Il dipendente dell'ipercoop abbandona la sua postazione, dove imbusta merce comprata all'esterno del supermercato nell'attesa di cogliere un genitore sul fatto. Sembra molto compiaciuto, ha il tipico atteggiamento degli ufficiali incorruttibili che mi dispiace cittadino non ce l'ho con lei, lo so che lei prende la multa perché andava a 56 orari e mentre stiamo parlando le macchine passano a 80 (avete presente il ghigno beffardo che mettono sulla faccia a questo punto, quello che vi spinge a guardare la pistola nella fondina e fare brutti pensieri?), ma sto solo facendo il mio dovere, è stato sfortunato, era anche senza cintura, come no, la sua parola contro la mia, faccia ricorso. Il dipendente dell'ipercoop mi dice che non posso tenere il bambino nel carrello. Rispondo mi faccia la contravvenzione (ma chi sei? la uso per accendere la stufa). Da quand'è che sono obbligato a fare tutto quello che mi dice il supermercato? Gli dico lo tolga lei dal carrello (toccalo con un dito e ti risvegli in terapia intensiva). Lui a dire sono le regole, a stupirsi del mio rifiuto a considerare legge il regolamento. Gli dico il regolamento del supermercato non ha forza di legge, per il momento non vivo ancora nella repubblica dell'ipercoop. Gli dico mi butti fuori, chiami i carabinieri, e lui a guardarmi come se non capisse il trucco, come se gli stessi facendo un dispetto, incapace di comprendere la sua totale mancanza di potere come soldatino dell'ipercoop.
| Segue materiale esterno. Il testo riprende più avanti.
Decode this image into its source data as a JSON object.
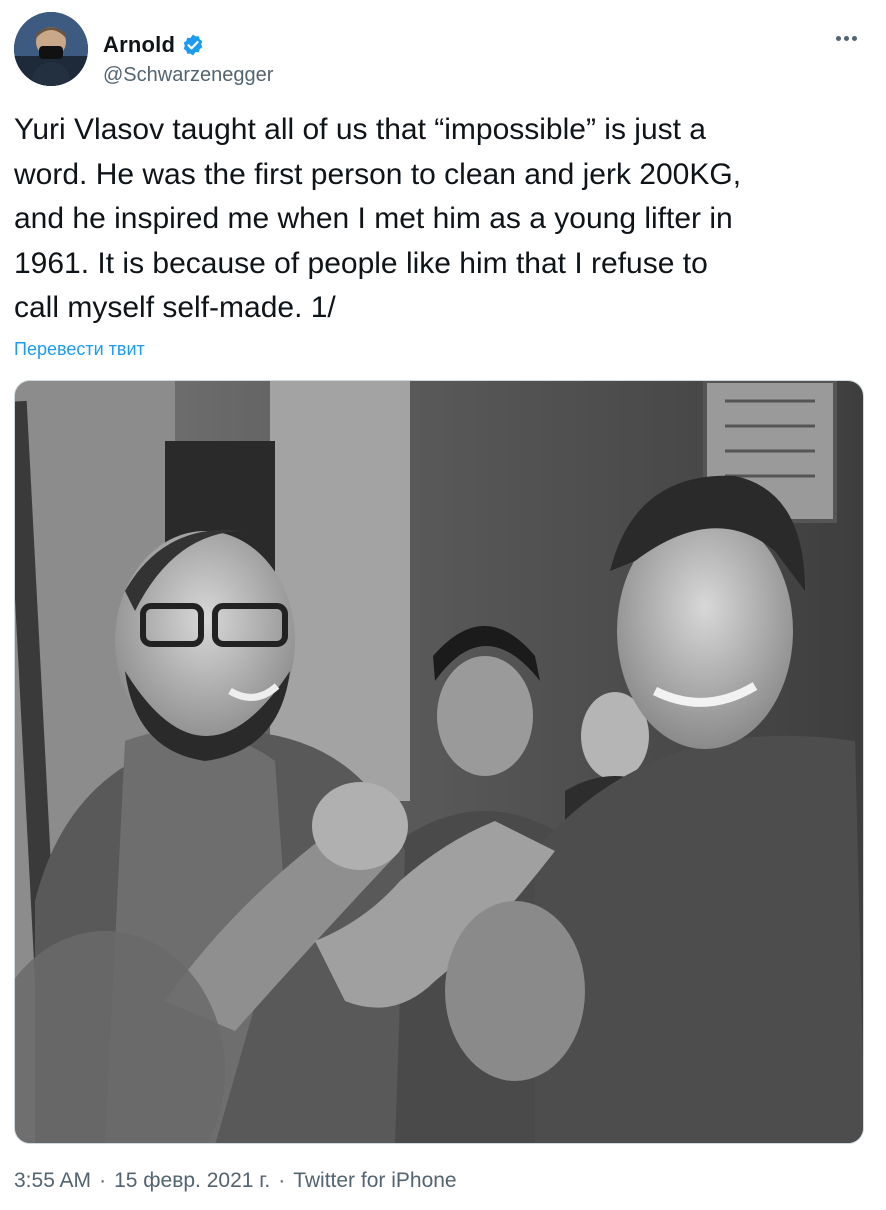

Cari visir della distribuzione, generali del commercio al dettaglio, magnati delle promozioni, califfi della tessera socio e del premio fedeltà, potete mettere un cartello dove dite che non siete responsabili, come quello nei parcheggi per oggetti di valore lasciati in macchina, ma non potete legiferare né sostituirvi alle forze dell'ordine. Il supermercato è disciplinato come esercizio aperto al pubblico. O qualcosa è illegale, e allora fate il 113, oppure è legale, in tal caso la rischiate voi una denuncia se cercate di obbligare la gente a fare quello che ordinate voi solo perché lo decidete voi. Comunque alla fine avete vinto voi, non lo metto più nel carrello, per evitare l'ennesimo stress. È così che funziona: pur di evitare noie uno finisce per adeguarsi, cedere, arrendersi, spostarsi. Succede nel traffico, succede in piazza, succede negli uffici e nelle fabbriche, succede in vacanza, o diventi un piantagrane che si arrabbia e finisce dalla parte del torto, oppure pieghi la testa e mandi giù il rospo, oppure diventi anche tu un furbetto che cerca di stare a galla mandando sott'acqua gli altri. Tiri fuori il bambino dal carrello per superare i controlli e voltato l'angolo ce lo rimetti. La particolarità di quando c'hai un figlio è che non riesci mai a capire del tutto se gli stai dando l'esempio giusto, se da grande dirà che non avevi sufficiente autostima neanche per farti rispettare dagli impiegati del supermercato o che eri così soddisfatto e sicuro di te stesso al punto da non dare minima importanza alle seccature causate dalla piccineria di chi esercita minuscoli poteri.